Crude oil for August delivery fell $6.75, or 4.7 percent, to $138.43 a barrel at 12:05 p.m. on the New York Mercantile Exchange. It was the biggest drop since April 27, 2005. Oil fell as much as $9.26 to $135.92. Futures reached a record $147.27 a barrel on July 11 and have risen 85 percent in the past year.
Fannie Mae and Freddie Mac plunged as Moody's Investors Service cut the financial strength ratings of the biggest U.S. mortgage-finance companies and said credit losses jeopardize dividend payments.
Fannie Mae dropped as much as 30 percent in New York and Freddie Mac declined 34 percent, as investors lost confidence that U.S. Treasury Secretary Henry Paulson's plan to avert the collapse of the mortgage firms will rescue shareholders.
Citigroup Inc., the biggest U.S. bank, fell to the lowest level in New York trading since the company was created through a merger in October 1998 on concern earnings prospects won't rebound in coming quarters.
Earlier, oil rose amid an expectation that the dollar's drop against the euro would boost the appeal of crude as a currency hedge.
The dollar fell to an all-time low of $1.6038 per euro in London from $1.5908 yesterday.

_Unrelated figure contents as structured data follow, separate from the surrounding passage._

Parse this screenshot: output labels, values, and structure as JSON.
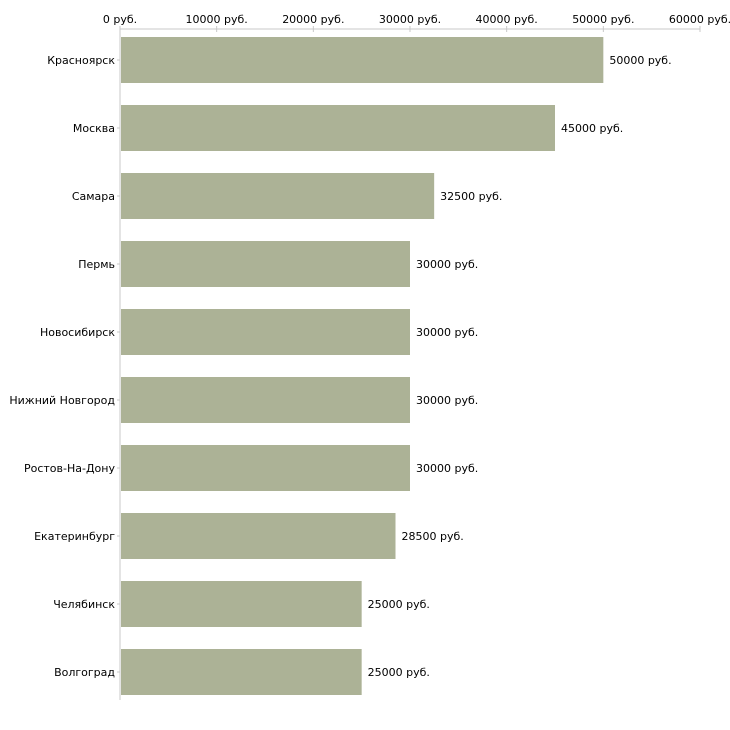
{
  "chart_data": {
    "type": "bar",
    "orientation": "horizontal",
    "title": "",
    "xlabel": "",
    "ylabel": "",
    "xlim": [
      0,
      60000
    ],
    "tick_values": [
      0,
      10000,
      20000,
      30000,
      40000,
      50000,
      60000
    ],
    "tick_labels": [
      "0 руб.",
      "10000 руб.",
      "20000 руб.",
      "30000 руб.",
      "40000 руб.",
      "50000 руб.",
      "60000 руб."
    ],
    "categories": [
      "Красноярск",
      "Москва",
      "Самара",
      "Пермь",
      "Новосибирск",
      "Нижний Новгород",
      "Ростов-На-Дону",
      "Екатеринбург",
      "Челябинск",
      "Волгоград"
    ],
    "values": [
      50000,
      45000,
      32500,
      30000,
      30000,
      30000,
      30000,
      28500,
      25000,
      25000
    ],
    "value_labels": [
      "50000 руб.",
      "45000 руб.",
      "32500 руб.",
      "30000 руб.",
      "30000 руб.",
      "30000 руб.",
      "30000 руб.",
      "28500 руб.",
      "25000 руб.",
      "25000 руб."
    ],
    "bar_color": "#acb296",
    "axis_color": "#c8c8c8"
  }
}
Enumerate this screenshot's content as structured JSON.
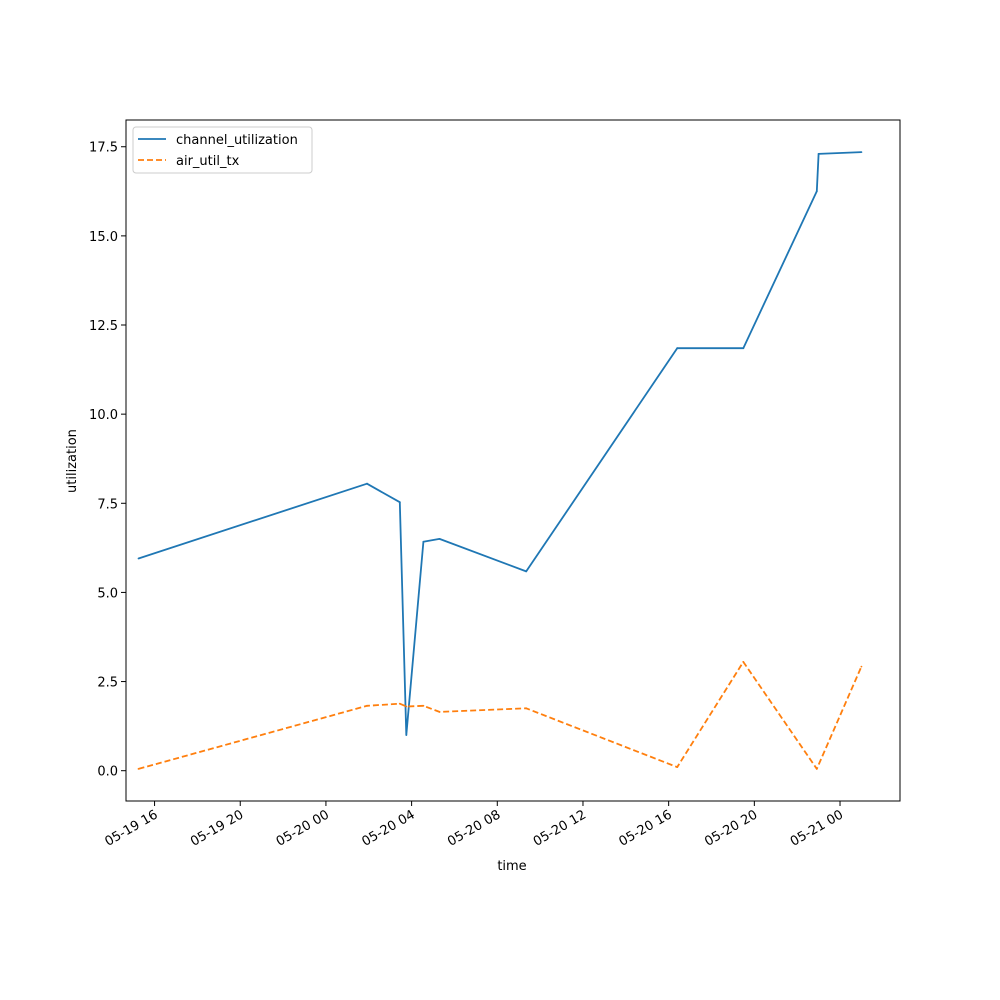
{
  "chart_data": {
    "type": "line",
    "xlabel": "time",
    "ylabel": "utilization",
    "x_ticks": [
      "05-19 16",
      "05-19 20",
      "05-20 00",
      "05-20 04",
      "05-20 08",
      "05-20 12",
      "05-20 16",
      "05-20 20",
      "05-21 00"
    ],
    "x_range": [
      "2024-05-19 14:40",
      "2024-05-21 02:48"
    ],
    "y_ticks": [
      "0.0",
      "2.5",
      "5.0",
      "7.5",
      "10.0",
      "12.5",
      "15.0",
      "17.5"
    ],
    "ylim": [
      -0.85,
      18.25
    ],
    "grid": false,
    "legend_position": "upper-left",
    "series": [
      {
        "name": "channel_utilization",
        "color": "#1f77b4",
        "style": "solid",
        "points": [
          [
            "2024-05-19 15:15",
            5.95
          ],
          [
            "2024-05-20 01:55",
            8.05
          ],
          [
            "2024-05-20 03:27",
            7.53
          ],
          [
            "2024-05-20 03:45",
            1.0
          ],
          [
            "2024-05-20 04:33",
            6.42
          ],
          [
            "2024-05-20 05:18",
            6.5
          ],
          [
            "2024-05-20 09:21",
            5.59
          ],
          [
            "2024-05-20 16:24",
            11.85
          ],
          [
            "2024-05-20 19:29",
            11.85
          ],
          [
            "2024-05-20 22:55",
            16.25
          ],
          [
            "2024-05-20 23:00",
            17.3
          ],
          [
            "2024-05-21 01:00",
            17.35
          ]
        ]
      },
      {
        "name": "air_util_tx",
        "color": "#ff7f0e",
        "style": "dashed",
        "points": [
          [
            "2024-05-19 15:15",
            0.05
          ],
          [
            "2024-05-20 01:55",
            1.82
          ],
          [
            "2024-05-20 03:27",
            1.88
          ],
          [
            "2024-05-20 03:45",
            1.8
          ],
          [
            "2024-05-20 04:33",
            1.82
          ],
          [
            "2024-05-20 05:18",
            1.65
          ],
          [
            "2024-05-20 09:21",
            1.75
          ],
          [
            "2024-05-20 16:24",
            0.1
          ],
          [
            "2024-05-20 19:29",
            3.05
          ],
          [
            "2024-05-20 22:55",
            0.05
          ],
          [
            "2024-05-21 01:00",
            2.92
          ]
        ]
      }
    ]
  }
}
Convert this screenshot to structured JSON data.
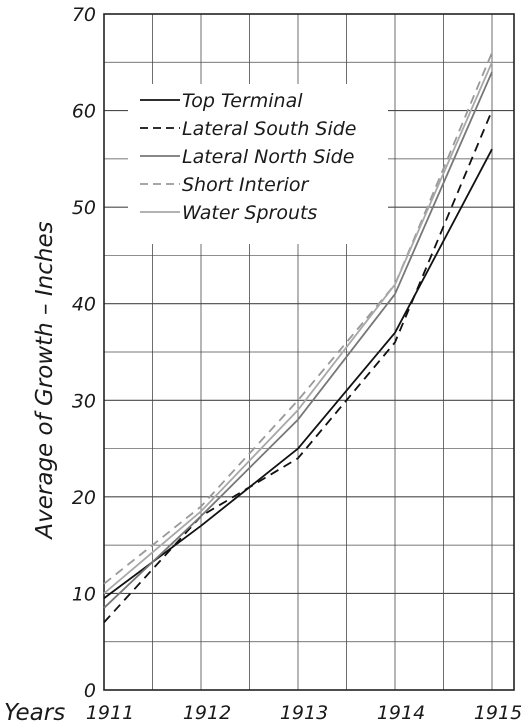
{
  "chart_data": {
    "type": "line",
    "ylabel": "Average of Growth – Inches",
    "xlabel": "Years",
    "x": [
      "1911",
      "1912",
      "1913",
      "1914",
      "1915"
    ],
    "ylim": [
      0,
      70
    ],
    "yticks": [
      0,
      10,
      20,
      30,
      40,
      50,
      60,
      70
    ],
    "grid": true,
    "legend_position": "top-left",
    "series": [
      {
        "name": "Top Terminal",
        "style": "solid",
        "color": "#111111",
        "values": [
          9.5,
          17,
          25,
          37,
          56
        ]
      },
      {
        "name": "Lateral South Side",
        "style": "dashed",
        "color": "#111111",
        "values": [
          7,
          18,
          24,
          36,
          60
        ]
      },
      {
        "name": "Lateral North Side",
        "style": "solid",
        "color": "#777777",
        "values": [
          8.5,
          18,
          28,
          41,
          64
        ]
      },
      {
        "name": "Short Interior",
        "style": "dashed",
        "color": "#999999",
        "values": [
          11,
          19,
          30,
          42,
          66
        ]
      },
      {
        "name": "Water Sprouts",
        "style": "solid",
        "color": "#a8a8a8",
        "values": [
          10,
          18.5,
          29,
          42,
          65
        ]
      }
    ]
  }
}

The rising appeal of commodities caused by the declining value of the dollar has outweighed concern that an economic slowdown in developed countries will cut demand for oil.
The Organization of Petroleum Exporting Countries, which supplies about 40 percent of the world's oil, said it expects demand for its members' crude will fall next year as the global economy slows. The so-called call on OPEC crude next year will average 31.2 million barrels a day, a drop of 710,000 barrels a day from the forecast for 2008, the group said in its monthly oil market report today.